Françaix y reparaît avec son Concerto de 1936, danse tranquille au bord d’un volcan pas si endormi que cela. Son esprit de pur divertissement ricane plus qu’il ne devrait, c’est une partition où le caustique le dispute au délicieux, et Uhlig le musarde en bouts de doigts, s’y amuse et pince l’auditeur au plus impromptu. Que c’est bien fait ! et joué dans et avec l’orchestre dont Pablo González s’amuse en virtuose. Tout le Concerto est un babil subtil dont je ne me lasse pas.
Vraie perle de l’album, la Ballade que Germaine Tailleferre composa à l’orée des années vingt. De la musique « en rêve » qui finira par un prégnant coucher de soleil endormant une fête populaire, mais tout cela composé avec une invention, écrit pour un orchestre atmosphérique admirable qui regarde bien plus vers Ravel que vers ses amis des « Six » ; cette partition si suggestive plaide haut et fort pour une réévaluation de son œuvre. Florian Uhlig devrait nous révéler les deux Concertos pour piano et le Concerto pour deux pianos, saxophone et orchestre.

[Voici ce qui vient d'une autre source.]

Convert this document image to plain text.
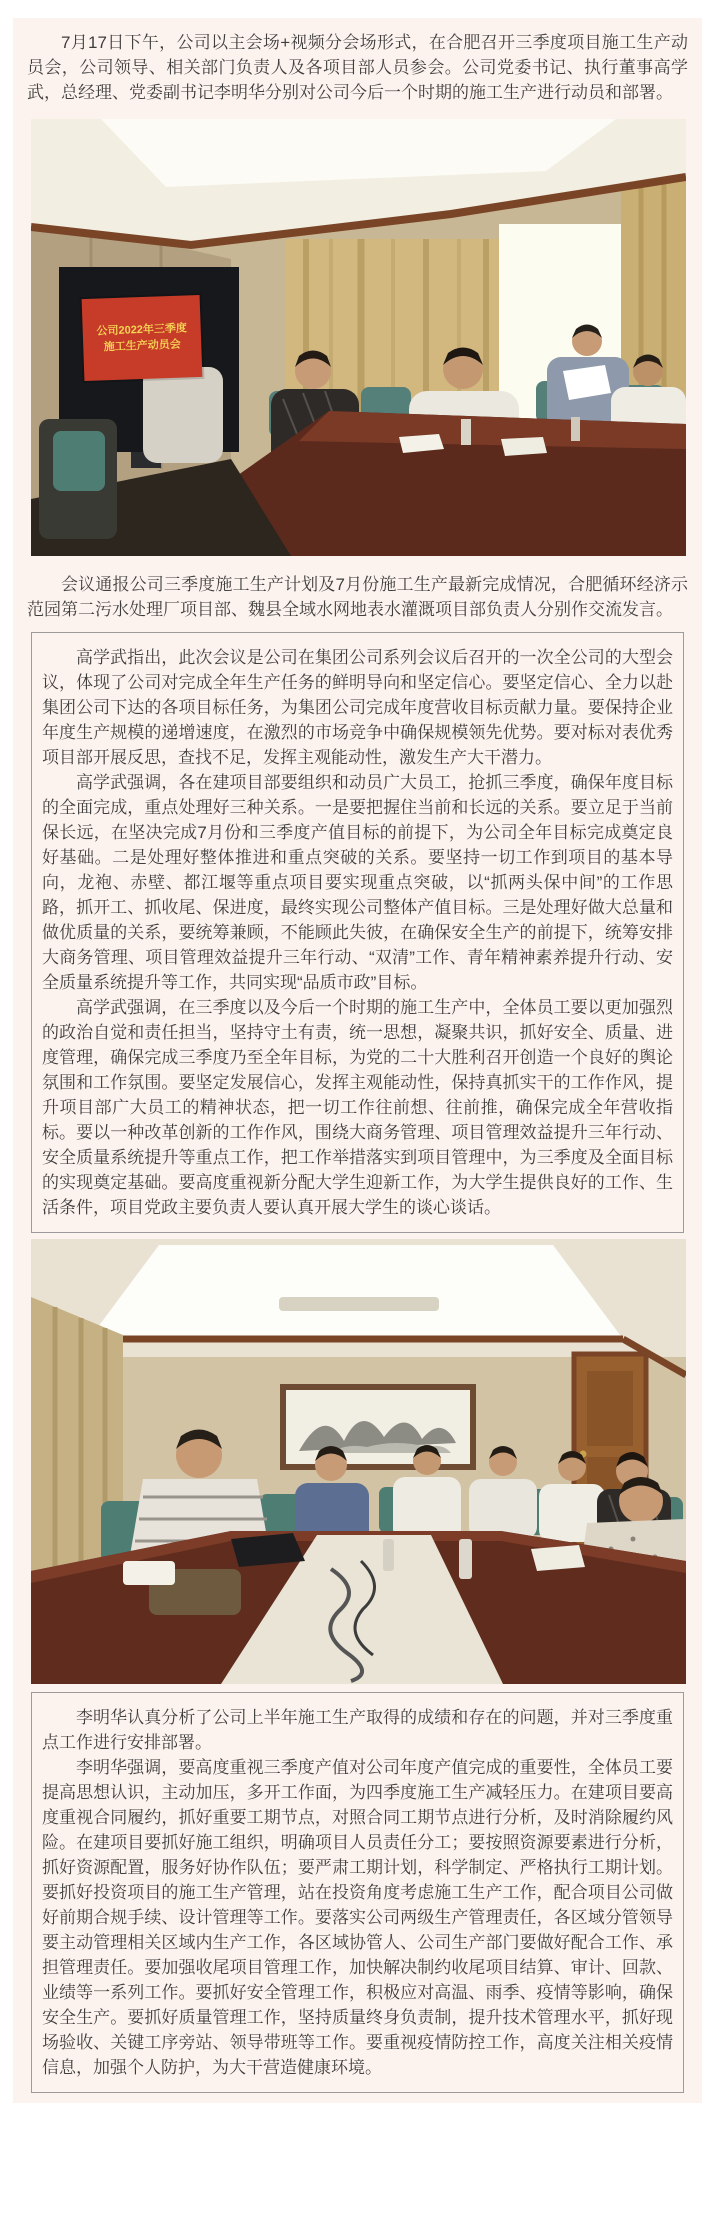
7月17日下午，公司以主会场+视频分会场形式，在合肥召开三季度项目施工生产动员会，公司领导、相关部门负责人及各项目部人员参会。公司党委书记、执行董事高学武，总经理、党委副书记李明华分别对公司今后一个时期的施工生产进行动员和部署。

公司2022年三季度
施工生产动员会

会议通报公司三季度施工生产计划及7月份施工生产最新完成情况，合肥循环经济示范园第二污水处理厂项目部、魏县全域水网地表水灌溉项目部负责人分别作交流发言。

高学武指出，此次会议是公司在集团公司系列会议后召开的一次全公司的大型会议，体现了公司对完成全年生产任务的鲜明导向和坚定信心。要坚定信心、全力以赴集团公司下达的各项目标任务，为集团公司完成年度营收目标贡献力量。要保持企业年度生产规模的递增速度，在激烈的市场竞争中确保规模领先优势。要对标对表优秀项目部开展反思，查找不足，发挥主观能动性，激发生产大干潜力。

高学武强调，各在建项目部要组织和动员广大员工，抢抓三季度，确保年度目标的全面完成，重点处理好三种关系。一是要把握住当前和长远的关系。要立足于当前保长远，在坚决完成7月份和三季度产值目标的前提下，为公司全年目标完成奠定良好基础。二是处理好整体推进和重点突破的关系。要坚持一切工作到项目的基本导向，龙袍、赤壁、都江堰等重点项目要实现重点突破，以“抓两头保中间”的工作思路，抓开工、抓收尾、保进度，最终实现公司整体产值目标。三是处理好做大总量和做优质量的关系，要统筹兼顾，不能顾此失彼，在确保安全生产的前提下，统筹安排大商务管理、项目管理效益提升三年行动、“双清”工作、青年精神素养提升行动、安全质量系统提升等工作，共同实现“品质市政”目标。

高学武强调，在三季度以及今后一个时期的施工生产中，全体员工要以更加强烈的政治自觉和责任担当，坚持守土有责，统一思想，凝聚共识，抓好安全、质量、进度管理，确保完成三季度乃至全年目标，为党的二十大胜利召开创造一个良好的舆论氛围和工作氛围。要坚定发展信心，发挥主观能动性，保持真抓实干的工作作风，提升项目部广大员工的精神状态，把一切工作往前想、往前推，确保完成全年营收指标。要以一种改革创新的工作作风，围绕大商务管理、项目管理效益提升三年行动、安全质量系统提升等重点工作，把工作举措落实到项目管理中，为三季度及全面目标的实现奠定基础。要高度重视新分配大学生迎新工作，为大学生提供良好的工作、生活条件，项目党政主要负责人要认真开展大学生的谈心谈话。

李明华认真分析了公司上半年施工生产取得的成绩和存在的问题，并对三季度重点工作进行安排部署。

李明华强调，要高度重视三季度产值对公司年度产值完成的重要性，全体员工要提高思想认识，主动加压，多开工作面，为四季度施工生产减轻压力。在建项目要高度重视合同履约，抓好重要工期节点，对照合同工期节点进行分析，及时消除履约风险。在建项目要抓好施工组织，明确项目人员责任分工；要按照资源要素进行分析，抓好资源配置，服务好协作队伍；要严肃工期计划，科学制定、严格执行工期计划。要抓好投资项目的施工生产管理，站在投资角度考虑施工生产工作，配合项目公司做好前期合规手续、设计管理等工作。要落实公司两级生产管理责任，各区域分管领导要主动管理相关区域内生产工作，各区域协管人、公司生产部门要做好配合工作、承担管理责任。要加强收尾项目管理工作，加快解决制约收尾项目结算、审计、回款、业绩等一系列工作。要抓好安全管理工作，积极应对高温、雨季、疫情等影响，确保安全生产。要抓好质量管理工作，坚持质量终身负责制，提升技术管理水平，抓好现场验收、关键工序旁站、领导带班等工作。要重视疫情防控工作，高度关注相关疫情信息，加强个人防护，为大干营造健康环境。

Autre découverte, tout aussi majeure, la Fantaisie (variée) que Nadia Boulanger achève en 1912, sommet (avec l’opéra sur un livret de D’Annunzio qu’elle composa à quatre mains avec Raoul Pugno, La ville morte) d’un œuvre qui cessera quasiment avec la mort de sa sœur Lili en 1918. La maîtrise de la forme – qui au prélude cite les Variations symphoniques de Franck pour mieux s’en défaire – s’y marie avec une invention poétique sciante qui indique qu’elle avait en grande part le talent de son génie de sœur. Le choix de la voie pédagogique nous aura donc privés d’un tout grand compositeur.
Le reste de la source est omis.